Herodes, llamado “el Grande”, gobernaba al pueblo judío, dominado por Roma, por la época en que nació Nuestro Señor Jesucristo. Herodes era idumeo, es decir que no era un judío perteneciente a la casa de David o de Aarón, sino descendiente del pueblo al que Juan Hyrcan obligó a abrazar el judaísmo; si ocupaba el trono de Judea, era por un favor especial de la casa imperial de Roma. Por lo tanto, desde que oyó decir que ya habitaba en el mundo un ser “nacido como rey de los judíos” al que tres sabios magos del oriente habían venido a adorar, Herodes estuvo inquieto y vivió en el temor de perder su corona. En consecuencia, convocó a los sacerdotes y escribas para preguntarles en qué lugar preciso debía nacer el esperado Mesías. La respuesta unánime fue: “En Belén de Judá.” Más atemorizado que nunca, realizó toda clase de diligencias para encontrar a los magos que habían venido de oriente en busca del “rey” para rendirle homenaje. Una vez que encontró a los magos, los interrogó secretamente sobre sus conocimientos, los motivos de su viaje, sus esperanzas, hasta que, por fin, les recomendó que fuesen a Belén y los despidió con estas palabras: “Id a descubrir todo lo que haya de cierto sobre ese niño. Cuando sepáis dónde está, venid a decírmelo, a fin de que yo también pueda ir a adorarle.” Pero los magos recibieron en sueños la advertencia de no informar a Herodes, de suerte que, tras haber adorado al Niño Jesús, hicieron un rodeo para regresar a oriente por otro camino.
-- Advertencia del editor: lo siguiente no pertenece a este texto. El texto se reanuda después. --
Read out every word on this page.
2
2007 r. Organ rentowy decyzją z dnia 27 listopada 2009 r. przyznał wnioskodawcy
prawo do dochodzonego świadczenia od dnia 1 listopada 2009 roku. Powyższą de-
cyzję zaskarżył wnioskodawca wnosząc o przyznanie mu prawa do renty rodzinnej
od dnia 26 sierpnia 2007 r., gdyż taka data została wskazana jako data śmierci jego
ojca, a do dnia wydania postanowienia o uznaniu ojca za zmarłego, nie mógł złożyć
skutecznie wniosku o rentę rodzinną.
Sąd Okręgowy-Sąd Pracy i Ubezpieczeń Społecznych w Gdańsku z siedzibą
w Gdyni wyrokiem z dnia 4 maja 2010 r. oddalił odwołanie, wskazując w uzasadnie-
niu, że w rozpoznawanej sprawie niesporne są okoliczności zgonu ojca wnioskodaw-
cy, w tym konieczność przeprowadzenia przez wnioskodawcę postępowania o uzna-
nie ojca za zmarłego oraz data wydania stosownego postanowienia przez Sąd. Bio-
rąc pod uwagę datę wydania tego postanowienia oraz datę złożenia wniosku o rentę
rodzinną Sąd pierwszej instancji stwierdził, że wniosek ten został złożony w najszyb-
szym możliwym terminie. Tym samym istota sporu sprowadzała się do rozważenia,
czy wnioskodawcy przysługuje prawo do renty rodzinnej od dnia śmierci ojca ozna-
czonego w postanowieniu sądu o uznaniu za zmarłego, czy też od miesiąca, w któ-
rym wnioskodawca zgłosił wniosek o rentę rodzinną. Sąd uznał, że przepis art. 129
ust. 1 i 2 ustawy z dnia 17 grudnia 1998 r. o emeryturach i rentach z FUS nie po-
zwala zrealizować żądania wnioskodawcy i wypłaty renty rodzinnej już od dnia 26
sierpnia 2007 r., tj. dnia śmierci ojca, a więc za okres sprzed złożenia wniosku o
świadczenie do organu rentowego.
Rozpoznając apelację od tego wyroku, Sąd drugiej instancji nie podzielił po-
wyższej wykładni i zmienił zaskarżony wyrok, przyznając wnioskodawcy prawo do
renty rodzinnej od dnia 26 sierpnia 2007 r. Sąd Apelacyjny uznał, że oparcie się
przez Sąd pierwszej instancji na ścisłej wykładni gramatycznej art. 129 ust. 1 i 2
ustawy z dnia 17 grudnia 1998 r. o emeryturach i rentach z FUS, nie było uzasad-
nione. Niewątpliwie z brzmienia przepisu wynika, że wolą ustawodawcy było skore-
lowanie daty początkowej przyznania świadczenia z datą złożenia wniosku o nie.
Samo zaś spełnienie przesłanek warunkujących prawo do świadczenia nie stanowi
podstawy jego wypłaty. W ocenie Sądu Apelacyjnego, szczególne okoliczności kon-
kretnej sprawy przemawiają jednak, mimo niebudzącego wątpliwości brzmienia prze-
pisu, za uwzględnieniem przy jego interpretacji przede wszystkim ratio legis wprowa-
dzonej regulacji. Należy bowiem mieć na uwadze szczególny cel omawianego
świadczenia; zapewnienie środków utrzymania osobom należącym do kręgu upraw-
Al mismo tiempo, Dios, por medio de uno de sus ángeles, mandó a José que tomase a su esposa María y al Niño y que huyese con ellos a Egipto, “porque sucederá que Herodes buscará al Niño para destruirlo.”
“Entretanto, Herodes, al verse burlado por los magos, se irritó sobremanera y mandó matar a todos los niños que había en Belén y sus contornos, de dos años abajo, conforme al tiempo de la aparición de la estrella, que había averiguado de los magos. Entonces se cumplió lo que predijo el profeta Jeremías cuando anunciaba: “En Rama se oyeron las voces, muchos lamentos y alaridos. Es Raquel que llora a sus hijos, sin hallar consuelo, porque ya no existen.” (Mat. 2:18).
Esta fiesta de los Santos Niños, se ha observado en la Iglesia desde el siglo quinto. La Iglesia los venera como mártires que no sólo murieron por Cristo, sino en lugar de Cristo.